The reason why I stopped participating in this email group is because almost all of the threads are about trashing Zucker & Blanchard & CAMH & Northwestern, etc. Anyone who knows my writings knows that I am strongly against these people’s views/theories/methods. While I can appreciate people wanting to vent about them (something I often do on my own), I honestly think that it distracts us from reaching any kind of consensus about how to get from point A to point B.

I also think that any attempt to flat out depathologize GID will fail unless an alternative system of some sort is established to ensure both our legal and physical transitions. Maybe that alternative system is a reformed GID diagnosis, or maybe it’s a medical (but not mental) diagnosis. Or maybe it involves working with caregivers and legal experts to ensure that gender variance will be recognized and transitioning allowed without any kind of formal diagnosis. I’m honestly not sure. But what I do know is that if we don’t ensure these things, we will find that a large percentage of trans folks will fight any attempt to remove GID from the DSM. These are the discussions we really need to be having now, rather than getting bogged down in debating whether or not it is fair to compare Zucker to Nazis or not....

-julia

more Bailey/Dreger stuff...

Originally posted on LJ 3-7-08

Hi everyone,
For those interested, I wrote a column that was just posted on Feministing.com that discusses a few recent developments regarding Alice Dreger’s “scholarly history” of the Bailey affair.

Also, I am happy to say that my “peer commentary” on Dreger’s article was accepted for publication, giving me the surreal experience of being able to say that I have a paper coming out in a sexology journal.
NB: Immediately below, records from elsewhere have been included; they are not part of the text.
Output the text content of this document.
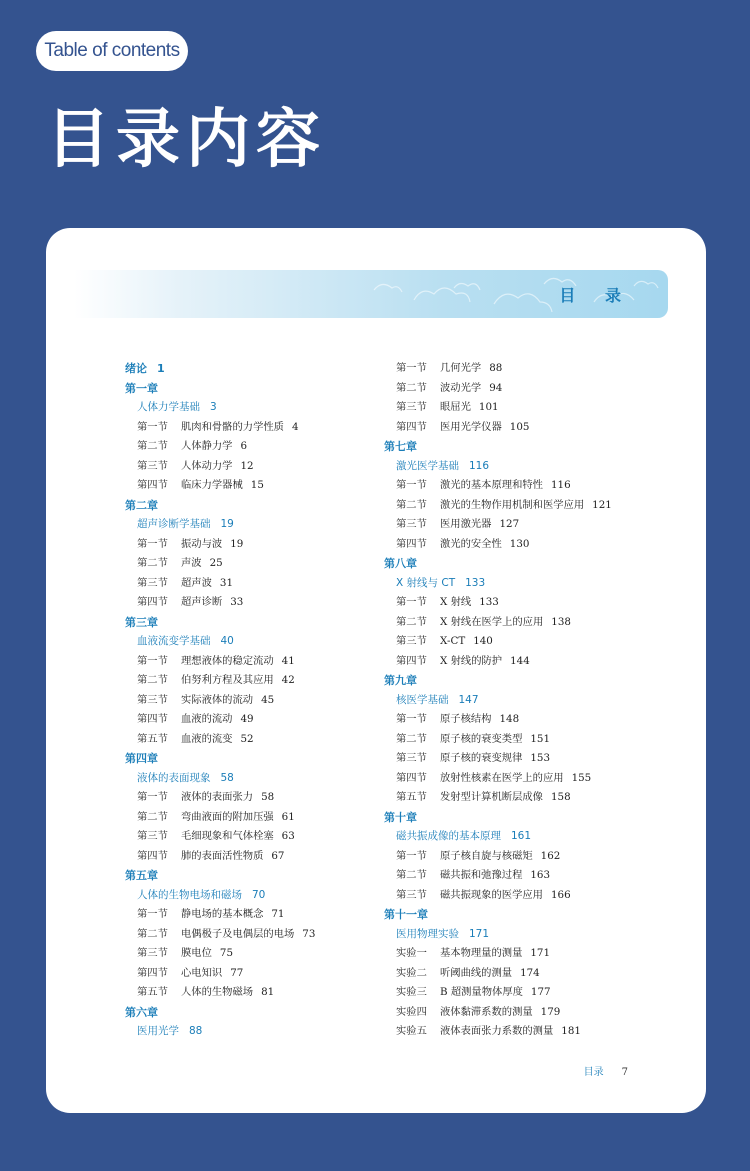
Table of contents
目录内容
目 录
绪论 1
第一章
人体力学基础 3
第一节 肌肉和骨骼的力学性质 4
第二节 人体静力学 6
第三节 人体动力学 12
第四节 临床力学器械 15
第二章
超声诊断学基础 19
第一节 振动与波 19
第二节 声波 25
第三节 超声波 31
第四节 超声诊断 33
第三章
血液流变学基础 40
第一节 理想液体的稳定流动 41
第二节 伯努利方程及其应用 42
第三节 实际液体的流动 45
第四节 血液的流动 49
第五节 血液的流变 52
第四章
液体的表面现象 58
第一节 液体的表面张力 58
第二节 弯曲液面的附加压强 61
第三节 毛细现象和气体栓塞 63
第四节 肺的表面活性物质 67
第五章
人体的生物电场和磁场 70
第一节 静电场的基本概念 71
第二节 电偶极子及电偶层的电场 73
第三节 膜电位 75
第四节 心电知识 77
第五节 人体的生物磁场 81
第六章
医用光学 88
第一节 几何光学 88
第二节 波动光学 94
第三节 眼屈光 101
第四节 医用光学仪器 105
第七章
激光医学基础 116
第一节 激光的基本原理和特性 116
第二节 激光的生物作用机制和医学应用 121
第三节 医用激光器 127
第四节 激光的安全性 130
第八章
X 射线与 CT 133
第一节 X 射线 133
第二节 X 射线在医学上的应用 138
第三节 X-CT 140
第四节 X 射线的防护 144
第九章
核医学基础 147
第一节 原子核结构 148
第二节 原子核的衰变类型 151
第三节 原子核的衰变规律 153
第四节 放射性核素在医学上的应用 155
第五节 发射型计算机断层成像 158
第十章
磁共振成像的基本原理 161
第一节 原子核自旋与核磁矩 162
第二节 磁共振和弛豫过程 163
第三节 磁共振现象的医学应用 166
第十一章
医用物理实验 171
实验一 基本物理量的测量 171
实验二 听阈曲线的测量 174
实验三 B 超测量物体厚度 177
实验四 液体黏滞系数的测量 179
实验五 液体表面张力系数的测量 181
目录 7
Anyway, you can download a PDF version of my commentary here:
http://www.juliaserano.com/av/Serano_DregerCommentary.pdf

I also recorded a somewhat long-ish podcast where I talk in detail about all of the problematic aspects of Dreger’s paper (there were too many to fit into my commentary). If you’re interested, that can be found here:
http://www.juliaserano.com/av/EvenMoreDregerCritiquing.mp3

enjoy...
-julia

Hate Mail

Originally posted on LJ 2-27-08

So I sometimes receive disturbing emails. Sometimes they're from someone who fiercely disagrees with something I've said in my book or that I've posted on the web somewhere, and they're really mad about it. Sometimes it's a creepy webstalker who's particularly interested in/obsessed with transsexual women. But I don't receive a lot of actual hate mail. But occasionally I do. And here's one I received yesterday:

Tue, 26 Feb 2008 23:46:43 -0800 (PST)
From:Send an Instant Message "Christopher Sinclair"
Subject: justifiable homicide
To:hi@juliaserano.com
I read your article November 19, 2007
Julia Serano: There’s Something About “Deception”
and find it appalling that you can blame the victim of deception.
"In reality, it is they who are guilty of cissexual/cisgender assumption (when one presumes that every person they meet is nontrans by default). Trans people simply exist, we are everywhere, and the rest of the world has to start recognizing and accepting that."
I don't know what planet you are living on but people have the right to be respected and not be deceived. The victim of deception is a victim not guilty of your so called - gender assumption. If sexual deception is not a crime then its high time that lawmakers make it a crime. And victims have a right to defend themselves. I do believe this sort of sickening deception is justifiable homicide. If a rape victim murders her rapist - its justifiable homicide. If a man goes into rage and murder's a deceitful transgendered person - its justifiable homicide. Rage is not a phobia.
Common sense and simple respect dictates that transgendered people must disclose their true sex before engaging in the business of deception. This will no doubt prevent the needless loss of life. Transgendered men want to believe they are women but they have the same XY chromosomes like any other man. No doctor in the world can change that.
The end result of your foolish and sickening reasoning is that more transgendered people will end up in body bags.